The authors derive the following specific results for $N_f=2$ (two-flavor QCD):

• Effective Action Structure: The derived WZW action (Eq. 22) reproduces the consistent anomaly. When specialized to Abelian fields and decomposed into pions ($\Pi$) and the flavor-singlet ($\phi$), it yields terms coupling the baryon/isospin chemical potentials to pions in magnetic fields (reproducing known results like the Chiral Soliton Lattice phase).
• Vorticity-Pion Coupling: The most novel result is the effective action term (Eq. 29) coupling the electromagnetic field, pion fields, and vorticity:
  $$\Gamma_{\pi\pi Q\omega} = -\frac{e}{16\pi^2 f_\pi^2} \epsilon^{\mu\nu\alpha\beta} \int d^4x (\pi^2 \partial_\mu \pi^1 - \pi^1 \partial_\mu \pi^2) F^Q_{\nu\alpha} \omega_\beta$$
• Anomalous Current and Angular Momentum: From the above action, they derive:
  • Vorticity-Induced Current: An anomalous charge density carried by pions in the presence of vorticity (Eq. 32a):
    $$n \propto \omega \cdot (\nabla \pi^+ \times \nabla \pi^-)$$
  • Magnetic-Field-Induced Angular Momentum: An anomalous angular momentum density carried by pions in a magnetic field (Eq. 32b):
    $$J \propto -e n_I B$$
    where $n_I$ is the isospin charge.

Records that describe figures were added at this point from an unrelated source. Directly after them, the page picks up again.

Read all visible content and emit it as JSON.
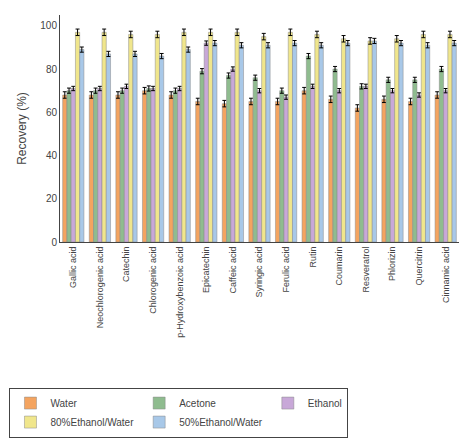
{
  "chart_data": {
    "type": "bar",
    "categories": [
      "Gallic acid",
      "Neochlorogenic acid",
      "Catechin",
      "Chlorogenic acid",
      "p-Hydroxybenzoic acid",
      "Epicatechin",
      "Caffeic acid",
      "Syringic acid",
      "Ferulic acid",
      "Rutin",
      "Coumarin",
      "Resveratrol",
      "Phlorizin",
      "Quercitrin",
      "Cinnamic acid"
    ],
    "series": [
      {
        "name": "Water",
        "color": "#F4A460",
        "values": [
          68,
          68,
          68,
          70,
          68,
          65,
          64,
          65,
          65,
          70,
          66,
          62,
          66,
          65,
          68
        ],
        "errors": [
          1.5,
          1.5,
          1.5,
          1.5,
          1.5,
          1.5,
          1.5,
          1.5,
          1.5,
          1.5,
          1.5,
          1.5,
          1.5,
          1.5,
          1.5
        ]
      },
      {
        "name": "Acetone",
        "color": "#8FBC8F",
        "values": [
          70,
          70,
          70,
          71,
          70,
          79,
          77,
          76,
          70,
          86,
          80,
          72,
          75,
          75,
          80
        ],
        "errors": [
          1.2,
          1.2,
          1.2,
          1.2,
          1.2,
          1.2,
          1.2,
          1.2,
          1.2,
          1.2,
          1.2,
          1.2,
          1.2,
          1.2,
          1.2
        ]
      },
      {
        "name": "Ethanol",
        "color": "#C8A8D8",
        "values": [
          71,
          71,
          72,
          71,
          71,
          92,
          80,
          70,
          67,
          72,
          70,
          72,
          70,
          68,
          70
        ],
        "errors": [
          1.0,
          1.0,
          1.0,
          1.0,
          1.0,
          1.0,
          1.0,
          1.0,
          1.0,
          1.0,
          1.0,
          1.0,
          1.0,
          1.0,
          1.0
        ]
      },
      {
        "name": "80%Ethanol/Water",
        "color": "#F0E68C",
        "values": [
          97,
          97,
          96,
          96,
          97,
          97,
          97,
          95,
          97,
          96,
          94,
          93,
          94,
          96,
          96
        ],
        "errors": [
          1.5,
          1.5,
          1.5,
          1.5,
          1.5,
          1.5,
          1.5,
          1.5,
          1.5,
          1.5,
          1.5,
          1.5,
          1.5,
          1.5,
          1.5
        ]
      },
      {
        "name": "50%Ethanol/Water",
        "color": "#A8C8E8",
        "values": [
          89,
          87,
          87,
          86,
          89,
          92,
          91,
          91,
          92,
          91,
          92,
          93,
          92,
          91,
          92
        ],
        "errors": [
          1.2,
          1.2,
          1.2,
          1.2,
          1.2,
          1.2,
          1.2,
          1.2,
          1.2,
          1.2,
          1.2,
          1.2,
          1.2,
          1.2,
          1.2
        ]
      }
    ],
    "ylabel": "Recovery (%)",
    "ylim": [
      0,
      105
    ],
    "yticks": [
      0,
      20,
      40,
      60,
      80,
      100
    ],
    "grid": false,
    "legend": "below"
  }
}
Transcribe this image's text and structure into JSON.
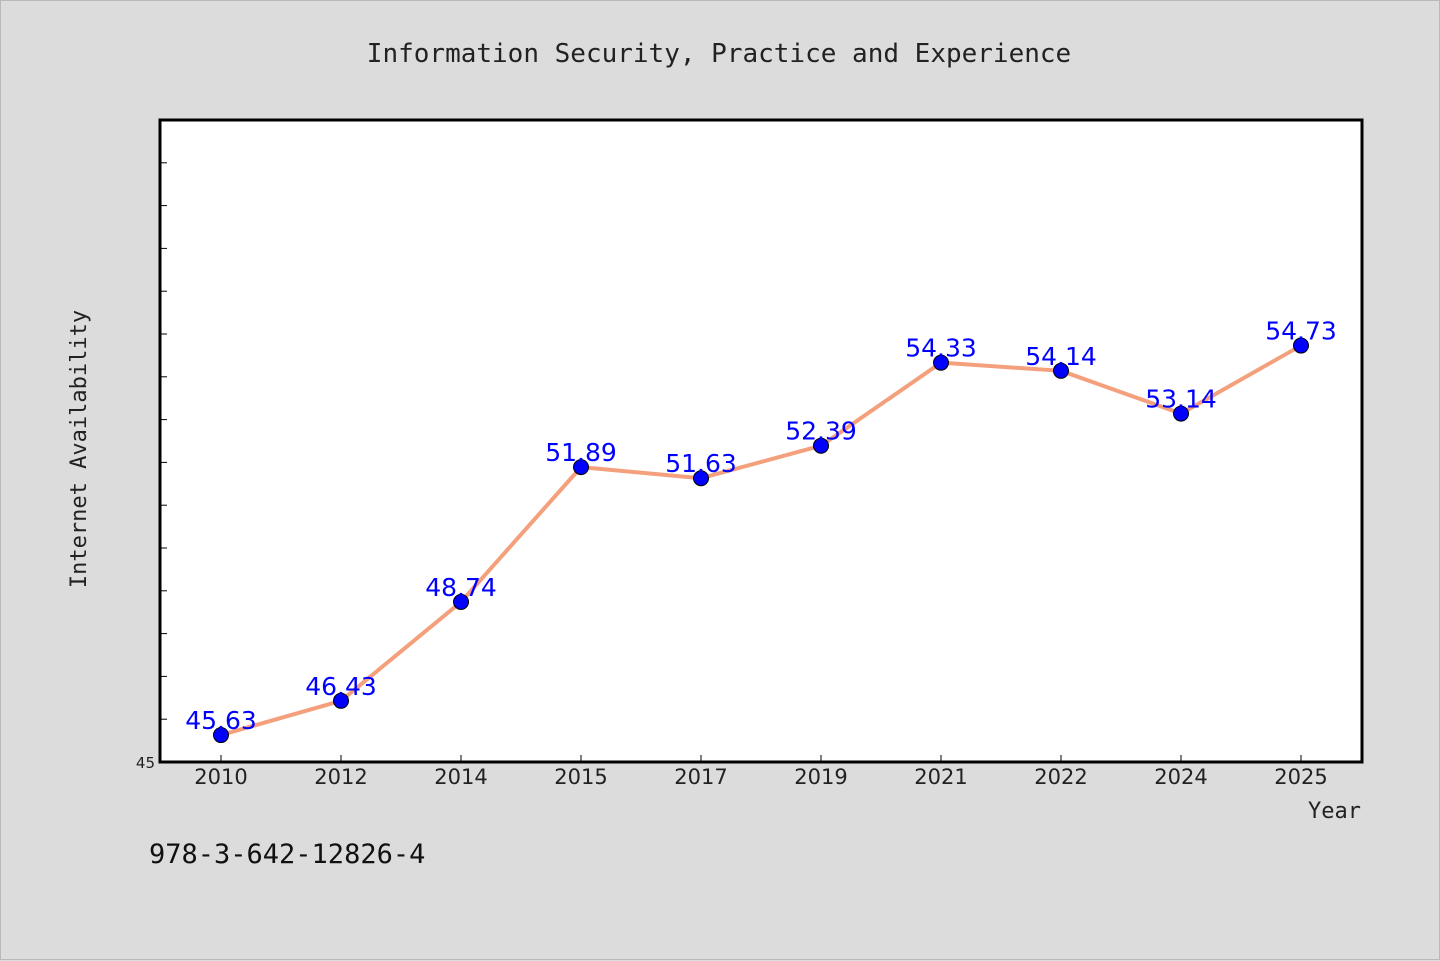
{
  "footer_code": "978-3-642-12826-4",
  "colors": {
    "background": "#dcdcdc",
    "plot_background": "#ffffff",
    "line": "#f4a07c",
    "marker": "#0000ff",
    "label": "#0000ff",
    "text": "#222222"
  },
  "chart_data": {
    "type": "line",
    "title": "Information Security, Practice and Experience",
    "xlabel": "Year",
    "ylabel": "Internet Availability",
    "categories": [
      "2010",
      "2012",
      "2014",
      "2015",
      "2017",
      "2019",
      "2021",
      "2022",
      "2024",
      "2025"
    ],
    "series": [
      {
        "values": [
          45.63,
          46.43,
          48.74,
          51.89,
          51.63,
          52.39,
          54.33,
          54.14,
          53.14,
          54.73
        ],
        "data_labels": [
          "45.63",
          "46.43",
          "48.74",
          "51.89",
          "51.63",
          "52.39",
          "54.33",
          "54.14",
          "53.14",
          "54.73"
        ]
      }
    ],
    "ylim": [
      45,
      60
    ],
    "y_tick_labels": [
      "45"
    ],
    "grid": false,
    "legend": "none"
  }
}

This represents a cross-correlated response between vorticity and magnetic fields.
• Modified Photon-Pion Coupling: The standard photon-pion interaction vertex is modified by a vorticity-dependent term (Eq. 33):
  $$\mathcal{L}_{\gamma\pi\pi}^{(2,\omega)} = ieV^\mu \left( \pi^+ \partial_\mu \pi^- - \pi^- \partial_\mu \pi^+ - \frac{1}{4\pi^2 f_\pi^2} \epsilon_{\mu\nu\alpha\beta} \omega^\nu \partial^\alpha \pi^+ \partial^\beta \pi^- \right)$$
  This modification is expected to alter current-current correlators relevant to photon and dilepton production.

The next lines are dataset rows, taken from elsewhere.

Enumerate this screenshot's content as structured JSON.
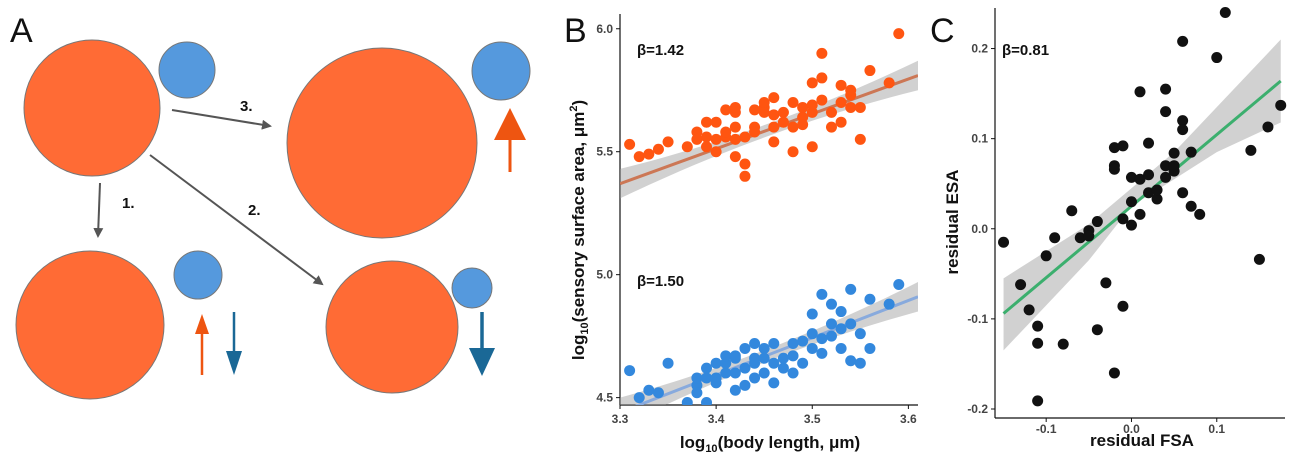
{
  "panel_letters": {
    "a": "A",
    "b": "B",
    "c": "C"
  },
  "diagram": {
    "step_labels": {
      "one": "1.",
      "two": "2.",
      "three": "3."
    },
    "colors": {
      "large_circle": "#FF6B35",
      "small_circle": "#5599DD",
      "orange_arrow": "#EE5511",
      "blue_arrow": "#1A6896",
      "path_arrow": "#555555"
    }
  },
  "chart_data": [
    {
      "type": "scatter",
      "panel": "B",
      "xlabel_main": "log",
      "xlabel_sub": "10",
      "xlabel_rest": "(body length, ",
      "xlabel_unit": "μm)",
      "ylabel_main": "log",
      "ylabel_sub": "10",
      "ylabel_rest": "(sensory surface area, ",
      "ylabel_unit": "μm",
      "ylabel_sup": "2",
      "ylabel_close": ")",
      "xlim": [
        3.3,
        3.61
      ],
      "ylim": [
        4.47,
        6.06
      ],
      "xticks": [
        "3.3",
        "3.4",
        "3.5",
        "3.6"
      ],
      "yticks": [
        "4.5",
        "5.0",
        "5.5",
        "6.0"
      ],
      "grid": false,
      "series": [
        {
          "color": "#FF5511",
          "line_color": "#CC7755",
          "annotation": "β=1.42",
          "fit": {
            "x": [
              3.3,
              3.61
            ],
            "y": [
              5.37,
              5.81
            ]
          },
          "band_halfwidth_ends": 0.06,
          "band_halfwidth_mid": 0.025,
          "points": [
            [
              3.31,
              5.53
            ],
            [
              3.32,
              5.48
            ],
            [
              3.33,
              5.49
            ],
            [
              3.34,
              5.51
            ],
            [
              3.35,
              5.54
            ],
            [
              3.37,
              5.52
            ],
            [
              3.38,
              5.58
            ],
            [
              3.38,
              5.55
            ],
            [
              3.39,
              5.56
            ],
            [
              3.39,
              5.52
            ],
            [
              3.39,
              5.62
            ],
            [
              3.4,
              5.55
            ],
            [
              3.4,
              5.5
            ],
            [
              3.4,
              5.62
            ],
            [
              3.41,
              5.56
            ],
            [
              3.41,
              5.58
            ],
            [
              3.41,
              5.67
            ],
            [
              3.42,
              5.55
            ],
            [
              3.42,
              5.6
            ],
            [
              3.42,
              5.66
            ],
            [
              3.42,
              5.68
            ],
            [
              3.42,
              5.48
            ],
            [
              3.43,
              5.45
            ],
            [
              3.43,
              5.4
            ],
            [
              3.43,
              5.56
            ],
            [
              3.44,
              5.6
            ],
            [
              3.44,
              5.67
            ],
            [
              3.44,
              5.58
            ],
            [
              3.45,
              5.66
            ],
            [
              3.45,
              5.68
            ],
            [
              3.45,
              5.7
            ],
            [
              3.46,
              5.6
            ],
            [
              3.46,
              5.65
            ],
            [
              3.46,
              5.54
            ],
            [
              3.46,
              5.72
            ],
            [
              3.47,
              5.62
            ],
            [
              3.47,
              5.66
            ],
            [
              3.48,
              5.5
            ],
            [
              3.48,
              5.6
            ],
            [
              3.48,
              5.7
            ],
            [
              3.49,
              5.64
            ],
            [
              3.49,
              5.68
            ],
            [
              3.49,
              5.61
            ],
            [
              3.5,
              5.66
            ],
            [
              3.5,
              5.69
            ],
            [
              3.5,
              5.52
            ],
            [
              3.5,
              5.78
            ],
            [
              3.51,
              5.71
            ],
            [
              3.51,
              5.8
            ],
            [
              3.51,
              5.9
            ],
            [
              3.52,
              5.6
            ],
            [
              3.52,
              5.66
            ],
            [
              3.53,
              5.62
            ],
            [
              3.53,
              5.7
            ],
            [
              3.53,
              5.77
            ],
            [
              3.54,
              5.68
            ],
            [
              3.54,
              5.73
            ],
            [
              3.54,
              5.75
            ],
            [
              3.55,
              5.55
            ],
            [
              3.55,
              5.68
            ],
            [
              3.56,
              5.83
            ],
            [
              3.58,
              5.78
            ],
            [
              3.59,
              5.98
            ]
          ]
        },
        {
          "color": "#3388DD",
          "line_color": "#88AADD",
          "annotation": "β=1.50",
          "fit": {
            "x": [
              3.3,
              3.61
            ],
            "y": [
              4.44,
              4.91
            ]
          },
          "band_halfwidth_ends": 0.06,
          "band_halfwidth_mid": 0.025,
          "points": [
            [
              3.31,
              4.61
            ],
            [
              3.32,
              4.5
            ],
            [
              3.33,
              4.53
            ],
            [
              3.34,
              4.52
            ],
            [
              3.35,
              4.64
            ],
            [
              3.37,
              4.48
            ],
            [
              3.38,
              4.55
            ],
            [
              3.38,
              4.58
            ],
            [
              3.38,
              4.52
            ],
            [
              3.39,
              4.58
            ],
            [
              3.39,
              4.62
            ],
            [
              3.39,
              4.48
            ],
            [
              3.4,
              4.58
            ],
            [
              3.4,
              4.64
            ],
            [
              3.4,
              4.56
            ],
            [
              3.41,
              4.6
            ],
            [
              3.41,
              4.64
            ],
            [
              3.41,
              4.67
            ],
            [
              3.42,
              4.6
            ],
            [
              3.42,
              4.66
            ],
            [
              3.42,
              4.53
            ],
            [
              3.42,
              4.67
            ],
            [
              3.43,
              4.62
            ],
            [
              3.43,
              4.7
            ],
            [
              3.43,
              4.55
            ],
            [
              3.44,
              4.64
            ],
            [
              3.44,
              4.66
            ],
            [
              3.44,
              4.58
            ],
            [
              3.44,
              4.72
            ],
            [
              3.45,
              4.66
            ],
            [
              3.45,
              4.6
            ],
            [
              3.45,
              4.7
            ],
            [
              3.46,
              4.64
            ],
            [
              3.46,
              4.56
            ],
            [
              3.46,
              4.72
            ],
            [
              3.47,
              4.62
            ],
            [
              3.47,
              4.66
            ],
            [
              3.48,
              4.6
            ],
            [
              3.48,
              4.67
            ],
            [
              3.48,
              4.72
            ],
            [
              3.49,
              4.64
            ],
            [
              3.49,
              4.73
            ],
            [
              3.5,
              4.7
            ],
            [
              3.5,
              4.76
            ],
            [
              3.5,
              4.84
            ],
            [
              3.51,
              4.68
            ],
            [
              3.51,
              4.74
            ],
            [
              3.51,
              4.92
            ],
            [
              3.52,
              4.75
            ],
            [
              3.52,
              4.8
            ],
            [
              3.52,
              4.88
            ],
            [
              3.53,
              4.7
            ],
            [
              3.53,
              4.78
            ],
            [
              3.53,
              4.85
            ],
            [
              3.54,
              4.65
            ],
            [
              3.54,
              4.8
            ],
            [
              3.54,
              4.94
            ],
            [
              3.55,
              4.64
            ],
            [
              3.55,
              4.76
            ],
            [
              3.56,
              4.7
            ],
            [
              3.56,
              4.9
            ],
            [
              3.58,
              4.88
            ],
            [
              3.59,
              4.96
            ]
          ]
        }
      ]
    },
    {
      "type": "scatter",
      "panel": "C",
      "xlabel": "residual FSA",
      "ylabel": "residual ESA",
      "xlim": [
        -0.16,
        0.18
      ],
      "ylim": [
        -0.21,
        0.245
      ],
      "xticks": [
        "-0.1",
        "0.0",
        "0.1"
      ],
      "yticks": [
        "-0.2",
        "-0.1",
        "0.0",
        "0.1",
        "0.2"
      ],
      "grid": false,
      "annotation": "β=0.81",
      "point_color": "#111111",
      "line_color": "#3CAF6E",
      "fit": {
        "x": [
          -0.15,
          0.175
        ],
        "y": [
          -0.094,
          0.164
        ]
      },
      "band": {
        "upper": [
          [
            -0.15,
            -0.055
          ],
          [
            -0.1,
            -0.025
          ],
          [
            -0.05,
            0.005
          ],
          [
            0.0,
            0.045
          ],
          [
            0.05,
            0.085
          ],
          [
            0.1,
            0.135
          ],
          [
            0.175,
            0.21
          ]
        ],
        "lower": [
          [
            -0.15,
            -0.135
          ],
          [
            -0.1,
            -0.085
          ],
          [
            -0.05,
            -0.035
          ],
          [
            0.0,
            0.025
          ],
          [
            0.05,
            0.055
          ],
          [
            0.1,
            0.085
          ],
          [
            0.175,
            0.118
          ]
        ]
      },
      "points": [
        [
          -0.15,
          -0.015
        ],
        [
          -0.13,
          -0.062
        ],
        [
          -0.12,
          -0.09
        ],
        [
          -0.11,
          -0.108
        ],
        [
          -0.11,
          -0.127
        ],
        [
          -0.11,
          -0.191
        ],
        [
          -0.1,
          -0.03
        ],
        [
          -0.09,
          -0.01
        ],
        [
          -0.08,
          -0.128
        ],
        [
          -0.07,
          0.02
        ],
        [
          -0.06,
          -0.01
        ],
        [
          -0.05,
          -0.002
        ],
        [
          -0.05,
          -0.008
        ],
        [
          -0.04,
          -0.112
        ],
        [
          -0.04,
          0.008
        ],
        [
          -0.03,
          -0.06
        ],
        [
          -0.02,
          -0.16
        ],
        [
          -0.02,
          0.09
        ],
        [
          -0.02,
          0.07
        ],
        [
          -0.02,
          0.066
        ],
        [
          -0.01,
          0.092
        ],
        [
          -0.01,
          -0.086
        ],
        [
          -0.01,
          0.011
        ],
        [
          0.0,
          0.057
        ],
        [
          0.0,
          0.03
        ],
        [
          0.0,
          0.004
        ],
        [
          0.01,
          0.152
        ],
        [
          0.01,
          0.055
        ],
        [
          0.01,
          0.016
        ],
        [
          0.02,
          0.04
        ],
        [
          0.02,
          0.06
        ],
        [
          0.02,
          0.095
        ],
        [
          0.03,
          0.033
        ],
        [
          0.03,
          0.043
        ],
        [
          0.04,
          0.057
        ],
        [
          0.04,
          0.07
        ],
        [
          0.04,
          0.13
        ],
        [
          0.04,
          0.155
        ],
        [
          0.05,
          0.064
        ],
        [
          0.05,
          0.084
        ],
        [
          0.05,
          0.07
        ],
        [
          0.06,
          0.12
        ],
        [
          0.06,
          0.11
        ],
        [
          0.06,
          0.208
        ],
        [
          0.06,
          0.04
        ],
        [
          0.07,
          0.025
        ],
        [
          0.07,
          0.085
        ],
        [
          0.08,
          0.016
        ],
        [
          0.1,
          0.19
        ],
        [
          0.11,
          0.24
        ],
        [
          0.14,
          0.087
        ],
        [
          0.15,
          -0.034
        ],
        [
          0.16,
          0.113
        ],
        [
          0.175,
          0.137
        ]
      ]
    }
  ]
}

5. Significance and Implications

• Heavy Ion Collisions: The results are directly relevant to relativistic heavy-ion collisions (e.g., at RHIC and LHC), where strong vorticity is generated and evidenced by the global polarization of $\Lambda$ hyperons. The derived effects suggest that vorticity can significantly alter the transport properties and phase structure of the hadronic phase (pion gas), not just the quark-gluon plasma.
• Charged Pion Condensation: The vorticity-modified coupling affects the dispersion relation of charged pions. This could shift the effective chemical potential threshold for charged pion condensation in rotating systems with magnetic fields, a topic of active theoretical interest.
• Thermal Dilepton Emission: The modified photon-pion coupling implies that vorticity will induce corrections to the thermal dilepton production rate from a pion gas, offering a potential experimental signature for vorticity-induced quantum anomalies.
• Theoretical Foundation: By deriving these effects from the Linear Sigma Model and confirming they match the WZW structure, the paper establishes a model-independent link between the microscopic fermion dynamics and macroscopic hydrodynamic anomalies in rotating media.

In summary, this work bridges the gap between the microscopic derivation of anomalies and macroscopic vortical phenomena, predicting new cross-correlated responses between rotation, magnetic fields, and pion dynamics that could be observable in high-energy nuclear physics experiments.